EDISI GARUT “the PROVINCE”
(CANGKUANG), 31 Januari 2016
Lir ibarat provinsi, Garut memang sangat luas dan kaya.
Kalau mau dipecah, Garut mungkin termasuk kabupaten yang layak untuk itu.
Menyusuri jalanan di kabupaten Garut ibarat menyusuri sebuah provinsi saja. Dari
satu ujung ke ujung lainnya sungguh jauh sekali.
Di barat laut (Northwest) berbatasan dengan Pangalengan
Bandung selatan, sementara di barat daya (Southwest) Rancabuaya berbatasan
dengan kabupaten Cianjur. Keutara Limbangan berbatasan dengan Cibugel Sumedang
dan timur laut (Northeast) Malangbong Wado. Terus kebarat lagi berbatasan
dengan Nagreg kabupaten Bandung. Di timur adalah gunung Galunggung Tasikmalaya,
ditenggara (Southeast) berbatasan dengan Salawu Singaparna. Dan di ujung
Selatan pakidulan berbatasan gunung Sancang dan Cipatujah. Wuih luas sekali
Garut ini.
Perjalanan kali ini adalah menuju Cangkuang di Leles dan
Mulih ka Desa di Samarang.
Tujuan pertama tentu adalah Cangkuang Temple. Sebagai biasa
kami berangkat secara rombongan berempat saja. Judulnya adalah short fun
touring.
Berangkat dari Bandung sekira jam 10 pagi 31 Januari 2016.

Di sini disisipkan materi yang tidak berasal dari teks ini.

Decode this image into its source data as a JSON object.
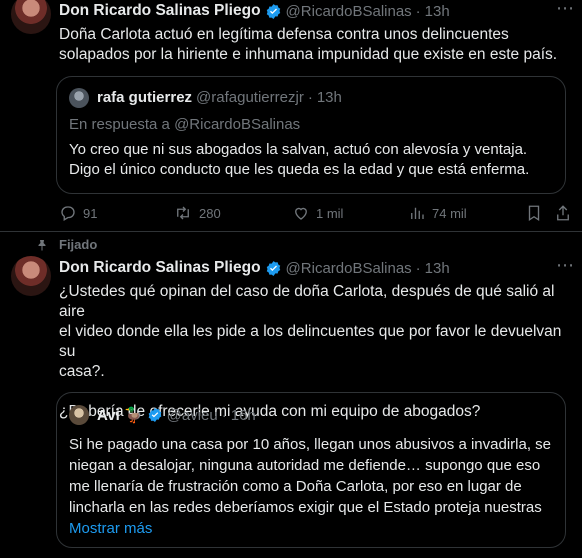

Terlalu siang memang. Tapi “better late than never”, begitulah kira-kira
pandangan kami saat itu. Lebih baik terlambat daripada tidak sama sekali.
Sesampainya di alun-alun Leles kamipun belokkan kendaraan ke
arah kiri, disitu ada plang penunjuk jalan, "Situ Cangkuang", "Sini Bangkuang". oh tidak ketang, itumah canda...
Sekira lima belas menit kami pun sampai digerbang Situ dan
Candi Cangkuang. Tempat pariwisata budaya ini memang cukup baik, tapi mungkin
sudah sedikit terdegradasi oleh perkembangan permukiman disekitar yang cukup
masif. Alangkah baiknya apabila lahan disekitar lokasi ini dibebaskan dan
dihijaukan, sebab jika tidak maka semakin lama lingkungan ini bisa menjadi
kumuh dan merusak keindahan situ Cangkuang. Jika itu terjadi tentu yang rugi
adalah semuanya, masyarakat setempat, pemerintah setempat, dan juga nilai
kesejarahannya. Termasuk dunia kepariwisataan pun akan terdampak.
Banyak sekali para pengunjung yang datang ke Cangkuang ini.
Segitu banyaknya perahu rakit, tetapi mereka tidak kekurangan penumpangnya.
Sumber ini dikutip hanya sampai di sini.